Projekt prezydent Andrzej Duda przedstawił w lipcu br., w środku kampanii wyborczej, jako oręż w walce z „seksualizacją dzieci”.

- My też walczymy z seksualizacją dzieci – mówi Katarzyna Banasiak, koordynatorka z Grupy Ponton Edukacja Seksualna (ich przedstawicielka, mimo wcześniejszego wykluczenia strony społecznej, pojawiła się w piątek na posiedzeniu Komisji). - Przykro nam, że prezydent posługuje się demagogicznymi hasłami. Edukacja seksualna to nie seksualizacja! Poza tym od lat spełniamy wszelkie wymogi proceduralne. W naszych zajęciach może uczestniczyć wyłącznie młodzież posiadająca pisemną zgodę opiekuna prawnego. Zawsze jest poinformowana Rada Rodziców i dyrektor szkoły - dodaje. Jej zdaniem, ten pomysł prezydenta po prostu ograniczy zajęcia dodatkowe. - Biorąc pod uwagę fakt, że jest pandemia, że z pracy masowo rezygnują nauczyciele, dokładanie im dodatkowej papierologii, jest niezrozumiałe. Wszystko będzie się dziać ze szkodą dla uczniów. Teraz z powodu pandemii cały czas zgłaszają się do nas rodzice, aby poprowadzić zajęcia poza szkołą. Warsztaty przenieśliśmy też częściowo do internetu – podsumowuje Banasiak.

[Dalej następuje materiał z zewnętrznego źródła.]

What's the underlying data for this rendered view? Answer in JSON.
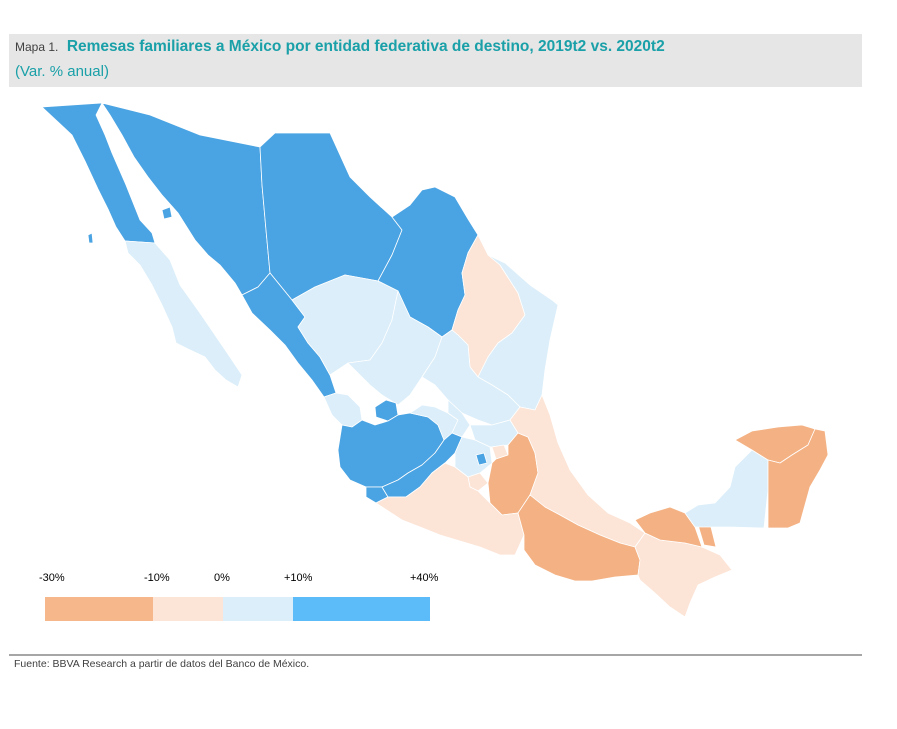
{
  "header": {
    "prefix": "Mapa 1.",
    "title": "Remesas familiares a México por entidad federativa de destino, 2019t2 vs. 2020t2",
    "subtitle": "(Var. % anual)"
  },
  "legend": {
    "ticks": [
      "-30%",
      "-10%",
      "0%",
      "+10%",
      "+40%"
    ],
    "bins": [
      {
        "range": "-30% a -10%",
        "color": "#f6b88a"
      },
      {
        "range": "-10% a 0%",
        "color": "#fce4d6"
      },
      {
        "range": "0% a +10%",
        "color": "#dbeef9"
      },
      {
        "range": "+10% a +40%",
        "color": "#5bbcf9"
      }
    ]
  },
  "map": {
    "colors": {
      "strong_positive": "#4aa3e2",
      "mild_positive": "#dbeef9",
      "mild_negative": "#fce4d6",
      "strong_negative": "#f4b183"
    }
  },
  "footer": {
    "source": "Fuente: BBVA Research a partir de datos del Banco de México."
  }
}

Niepotrzebna biurokracja w szkole

Krzysztof Baszczyński, wiceprzewodniczący ZNP, na piątkową Komisję po prostu wszedł. To zaskoczyło przewodniczącą i część prezydium. - Mówiąc oględnie, reakcja na mnie była nieprzychylna, na zasadzie, co on tu robi. Nie odzywałem się. W końcu zapadła decyzja o odroczeniu pierwszego czytania projektu. ZNP od początku nie rozumie, czemu ta zmiana ma służyć. To przepisany z prawa oświatowego artykuł i dodany do niego punkt, że zaczynamy wszystko od początku - stwierdza. Jego zdaniem dotychczasowe organizacje i stowarzyszenia przestają działać w szkołach, muszą na nowo złożyć wniosek, opisać idee, potem skierować do rodziców, a oni w drodze referendum mają się wypowiedzieć. - Zastanawiam się, kto tę biurokrację będzie robił. Po co to dziwactwo wprowadzać? Chyba po to, żeby zniweczyć wspólny dorobek szkół i np. ZHP. Pewnie chodzi też o to, żeby do szkół, szczególnie w małych miejscowościach, wchodziły tylko organizacje podobające się proboszczowi. To niepotrzebny zapis, pokazujący brak zaufania do trójek klasowych, do rady rodziców. A przede wszystkim irytuje nas sposób procedowania tej zmiany bez możliwości udziału w konsultacjach strony społecznej – mówi Baszczyński.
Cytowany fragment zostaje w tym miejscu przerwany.